Tuesday, October 31, 2006

“I feel like we are in a giant car heading for a brick wall at 100 miles an hour and everyone in the car is arguing where they want to sit.”

Environmentalist David Suzuki to retire. My friend Brian and I are right now leading a 6 week workshop at our church on Suzuki's The Sacred Balance. The man has done a lot of great work — I'm going to miss his regular contributions to the public discourse.

Holy Sh*t!

This is pretty cute: lovely little notecards, lush calligraphy letterpress printed in metallic silver ink on luxury Italian paper . . . .

But what they say!

Hat tip to design*sponge.

Shameless

Stephen Colbert's Word on Rush Limbaugh.

Southern Ontario Gothic

Who knew? Alice Munro belongs to a whole sub-genre called Southern Ontario Gothic:
“Like the Southern Gothic of American writers such as William Faulkner, Flannery O'Connor and Eudora Welty, Southern Ontario Gothic analyzes and critiques social conditions such as race, gender, religion and politics, but in a Southern Ontario context. Southern Ontario Gothic is generally characterized by a stern realism set against the dour small-town Protestant morality stereotypical of the region, and often has underlying themes of moral hypocrisy. Actions and people that act against humanity, logic, and morality all are portrayed unfavorably, and one or more characters may be suffering from some form of mental illness.”

The View from Castle Rock

I look forward to reading this, Alice Munro’s latest, The View from Castle Rock, a memoir but not a memoir: “I was doing something closer to what a memoir does—exploring a life, my own life.” This appeals to me because she comes from the same neck of the woods as me, southern Ontario, and both our backgrounds are Calvinist, hers Scottish, mine Dutch. Slate glows:
“Critics have often marveled at the novellike density and sweep of Munro's short stories, at how she manages to create the impression that actions have ripened into consequences in the fullness of time. This, I think, is how she does it: by ending her tales in ways that could not have been anticipated yet feel so right we're forced to read each story again, scouring the text for hints. Munro doesn't drop many. Her style is classical, her presence remote. If we're going to find the solutions to her puzzles, we'll have to find them in the depths of what has happened, not in her rare moments of commentary.”

Monday, October 30, 2006

Destination: Vancouver

Salon has a new piece on Vancouver, part of a series they're running called “The Literary Guide to the World”:
“Vancouver is today among the select handful of world centers — think Geneva or Sydney — recognized solely by its livability: a happy accident of freeway-forbidding geography, Canadian social engineering and the best lessons of urban development.”
I just heard recently that the downtown neighbourhood of Yaletown is second only to Manhattan in residential density in North America.

Eduardo Recife

The inspiring collage work and type design of Eduardo Recife.
Ignoring global warming?
Should I stay or should I go Rx2008

Climate change = global depression?

“Failure to tackle the problem of climate change could trigger a worldwide economic slowdown along the same level as the Great Depression, warns a new report from a British economist.”
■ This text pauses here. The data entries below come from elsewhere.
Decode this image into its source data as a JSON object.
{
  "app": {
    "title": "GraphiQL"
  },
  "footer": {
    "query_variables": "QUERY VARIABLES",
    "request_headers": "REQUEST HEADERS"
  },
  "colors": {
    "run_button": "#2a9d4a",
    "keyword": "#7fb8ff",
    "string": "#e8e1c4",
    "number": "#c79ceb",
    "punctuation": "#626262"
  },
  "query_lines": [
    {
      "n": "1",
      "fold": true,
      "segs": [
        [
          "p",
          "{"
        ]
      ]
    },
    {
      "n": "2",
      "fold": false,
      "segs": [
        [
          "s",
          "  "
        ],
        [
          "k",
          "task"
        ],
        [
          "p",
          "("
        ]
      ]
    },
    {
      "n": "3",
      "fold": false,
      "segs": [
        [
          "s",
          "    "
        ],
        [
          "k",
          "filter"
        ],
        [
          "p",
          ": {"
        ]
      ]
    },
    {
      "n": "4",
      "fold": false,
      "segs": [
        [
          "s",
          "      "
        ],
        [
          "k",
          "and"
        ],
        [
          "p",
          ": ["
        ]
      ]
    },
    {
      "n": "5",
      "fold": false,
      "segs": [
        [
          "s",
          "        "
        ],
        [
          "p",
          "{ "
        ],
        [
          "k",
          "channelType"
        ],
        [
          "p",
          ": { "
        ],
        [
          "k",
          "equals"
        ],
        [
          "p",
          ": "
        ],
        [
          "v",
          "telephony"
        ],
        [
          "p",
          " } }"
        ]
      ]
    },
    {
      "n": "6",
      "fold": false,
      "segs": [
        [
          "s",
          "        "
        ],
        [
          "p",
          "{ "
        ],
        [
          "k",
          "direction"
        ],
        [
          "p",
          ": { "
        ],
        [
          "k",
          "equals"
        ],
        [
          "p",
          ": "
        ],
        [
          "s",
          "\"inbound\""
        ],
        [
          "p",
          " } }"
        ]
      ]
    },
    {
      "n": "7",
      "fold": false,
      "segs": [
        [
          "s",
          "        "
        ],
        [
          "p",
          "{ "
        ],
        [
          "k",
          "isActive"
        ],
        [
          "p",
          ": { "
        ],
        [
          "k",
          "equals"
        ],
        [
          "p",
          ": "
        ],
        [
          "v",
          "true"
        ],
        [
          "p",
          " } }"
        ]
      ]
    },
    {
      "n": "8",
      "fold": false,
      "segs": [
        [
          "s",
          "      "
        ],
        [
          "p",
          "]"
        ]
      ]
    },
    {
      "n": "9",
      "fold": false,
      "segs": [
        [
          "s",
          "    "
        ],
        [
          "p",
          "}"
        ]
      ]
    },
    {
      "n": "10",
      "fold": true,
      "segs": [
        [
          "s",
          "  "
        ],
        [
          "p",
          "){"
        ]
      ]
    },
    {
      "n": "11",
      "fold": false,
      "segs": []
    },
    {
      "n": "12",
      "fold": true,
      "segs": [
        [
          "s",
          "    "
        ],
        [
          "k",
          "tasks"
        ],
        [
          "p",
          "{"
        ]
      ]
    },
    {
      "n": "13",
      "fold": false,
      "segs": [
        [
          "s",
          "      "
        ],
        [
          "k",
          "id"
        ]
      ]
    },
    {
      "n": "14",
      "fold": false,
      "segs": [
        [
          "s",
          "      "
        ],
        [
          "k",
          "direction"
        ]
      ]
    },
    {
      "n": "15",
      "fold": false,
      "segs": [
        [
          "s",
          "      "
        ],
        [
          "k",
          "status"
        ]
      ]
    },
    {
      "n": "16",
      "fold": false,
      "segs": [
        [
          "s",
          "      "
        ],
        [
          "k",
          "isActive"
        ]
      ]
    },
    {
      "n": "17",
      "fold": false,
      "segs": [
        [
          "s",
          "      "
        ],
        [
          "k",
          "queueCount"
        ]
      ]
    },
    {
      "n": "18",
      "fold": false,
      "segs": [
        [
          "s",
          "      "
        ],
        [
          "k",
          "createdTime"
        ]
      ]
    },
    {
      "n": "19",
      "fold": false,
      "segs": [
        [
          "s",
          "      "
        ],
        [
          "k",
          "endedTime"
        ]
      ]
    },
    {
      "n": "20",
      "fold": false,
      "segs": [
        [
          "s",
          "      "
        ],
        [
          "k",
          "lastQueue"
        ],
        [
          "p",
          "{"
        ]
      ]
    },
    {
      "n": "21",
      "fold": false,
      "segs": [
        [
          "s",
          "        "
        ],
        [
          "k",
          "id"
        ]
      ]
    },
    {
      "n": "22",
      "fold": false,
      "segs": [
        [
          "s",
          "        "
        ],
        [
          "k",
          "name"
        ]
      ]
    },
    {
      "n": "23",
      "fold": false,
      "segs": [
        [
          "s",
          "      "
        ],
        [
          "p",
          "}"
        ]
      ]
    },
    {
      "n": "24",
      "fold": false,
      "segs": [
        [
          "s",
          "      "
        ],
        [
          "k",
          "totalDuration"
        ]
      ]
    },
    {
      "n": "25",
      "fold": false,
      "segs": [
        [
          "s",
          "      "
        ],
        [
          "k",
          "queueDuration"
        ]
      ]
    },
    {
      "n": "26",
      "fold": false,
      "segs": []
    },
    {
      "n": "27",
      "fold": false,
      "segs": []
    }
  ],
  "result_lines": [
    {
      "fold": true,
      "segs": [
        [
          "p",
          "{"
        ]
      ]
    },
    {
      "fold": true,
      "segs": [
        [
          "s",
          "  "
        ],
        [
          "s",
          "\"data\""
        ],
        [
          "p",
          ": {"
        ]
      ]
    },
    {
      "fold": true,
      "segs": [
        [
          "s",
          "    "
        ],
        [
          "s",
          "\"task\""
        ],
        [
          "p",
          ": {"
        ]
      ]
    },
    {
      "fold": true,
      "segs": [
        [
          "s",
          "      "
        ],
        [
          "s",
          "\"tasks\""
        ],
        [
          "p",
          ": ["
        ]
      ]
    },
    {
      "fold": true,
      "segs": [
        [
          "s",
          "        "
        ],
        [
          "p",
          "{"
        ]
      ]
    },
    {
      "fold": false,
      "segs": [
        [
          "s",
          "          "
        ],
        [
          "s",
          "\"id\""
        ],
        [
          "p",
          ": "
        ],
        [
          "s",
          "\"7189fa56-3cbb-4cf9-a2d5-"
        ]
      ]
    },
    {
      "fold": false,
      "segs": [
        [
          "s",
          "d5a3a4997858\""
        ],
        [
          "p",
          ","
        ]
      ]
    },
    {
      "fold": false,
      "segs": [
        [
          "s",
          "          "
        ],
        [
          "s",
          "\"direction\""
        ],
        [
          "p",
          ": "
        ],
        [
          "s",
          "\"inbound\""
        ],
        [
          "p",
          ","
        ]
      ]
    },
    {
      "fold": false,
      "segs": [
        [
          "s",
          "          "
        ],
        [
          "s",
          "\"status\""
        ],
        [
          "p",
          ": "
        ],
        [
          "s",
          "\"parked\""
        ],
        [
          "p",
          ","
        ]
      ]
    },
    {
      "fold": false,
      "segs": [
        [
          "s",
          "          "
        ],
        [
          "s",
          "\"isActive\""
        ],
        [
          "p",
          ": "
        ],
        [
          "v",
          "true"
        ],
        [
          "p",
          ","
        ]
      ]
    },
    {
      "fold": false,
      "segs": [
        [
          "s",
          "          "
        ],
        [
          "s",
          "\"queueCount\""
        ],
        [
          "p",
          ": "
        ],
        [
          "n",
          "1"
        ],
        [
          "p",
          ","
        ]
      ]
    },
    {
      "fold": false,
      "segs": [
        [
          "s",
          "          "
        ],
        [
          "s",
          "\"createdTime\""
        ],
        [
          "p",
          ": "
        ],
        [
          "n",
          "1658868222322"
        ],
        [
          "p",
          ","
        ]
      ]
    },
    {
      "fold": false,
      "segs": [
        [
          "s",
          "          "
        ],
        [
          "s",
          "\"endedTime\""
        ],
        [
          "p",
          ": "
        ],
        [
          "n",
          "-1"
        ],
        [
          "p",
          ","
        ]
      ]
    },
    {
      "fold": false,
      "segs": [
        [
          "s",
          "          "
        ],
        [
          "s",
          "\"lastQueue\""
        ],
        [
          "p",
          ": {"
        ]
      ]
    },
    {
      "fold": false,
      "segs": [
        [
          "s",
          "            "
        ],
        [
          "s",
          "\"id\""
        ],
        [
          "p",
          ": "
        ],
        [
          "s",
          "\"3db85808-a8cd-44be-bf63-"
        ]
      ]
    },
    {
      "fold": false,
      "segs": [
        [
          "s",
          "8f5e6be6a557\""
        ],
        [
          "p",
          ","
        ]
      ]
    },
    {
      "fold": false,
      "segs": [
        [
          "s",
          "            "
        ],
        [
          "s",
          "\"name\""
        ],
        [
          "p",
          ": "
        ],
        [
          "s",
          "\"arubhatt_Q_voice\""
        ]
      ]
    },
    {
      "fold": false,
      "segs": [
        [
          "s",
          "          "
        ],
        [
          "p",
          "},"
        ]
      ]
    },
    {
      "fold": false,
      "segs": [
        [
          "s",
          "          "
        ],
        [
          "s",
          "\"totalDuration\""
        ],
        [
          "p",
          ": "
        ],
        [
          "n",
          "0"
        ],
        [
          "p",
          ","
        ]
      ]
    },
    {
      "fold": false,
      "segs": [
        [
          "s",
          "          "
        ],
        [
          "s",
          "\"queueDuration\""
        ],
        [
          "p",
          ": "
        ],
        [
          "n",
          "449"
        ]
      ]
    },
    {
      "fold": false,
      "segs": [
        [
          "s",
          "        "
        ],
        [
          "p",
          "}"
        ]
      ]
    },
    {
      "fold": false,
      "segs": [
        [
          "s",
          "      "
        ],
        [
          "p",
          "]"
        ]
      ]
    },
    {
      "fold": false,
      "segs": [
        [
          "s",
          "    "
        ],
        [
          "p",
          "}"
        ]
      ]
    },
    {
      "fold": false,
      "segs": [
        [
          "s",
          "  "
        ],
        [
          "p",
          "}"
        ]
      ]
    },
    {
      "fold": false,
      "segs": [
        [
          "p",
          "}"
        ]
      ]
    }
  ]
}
and here. And, of course, Tony Blair should have no trouble persuading George Bush to help lead the world in a global effort to prevent such a disaster from occurring.

Sunday, October 29, 2006

Longing

“For need can blossom into all the compensations it requires. To crave and to have are as like as a thing and its shadow. For when does a berry break upon the tongue as sweetly as when one longs to taste it, and when is the taste refracted into so many hues and savors of ripeness and earth, and when do our senses know any thing so utterly as when we lack it? And here again is a foreshadowing — the world will be made whole. For to wish for a hand on ones’ hair is all but to feel it. So whatever we may lose, very craving gives it back to us again. Though we dream and hardly know it, longing, like an angel, fosters us, smooths our hair, and brings us wild strawberries.”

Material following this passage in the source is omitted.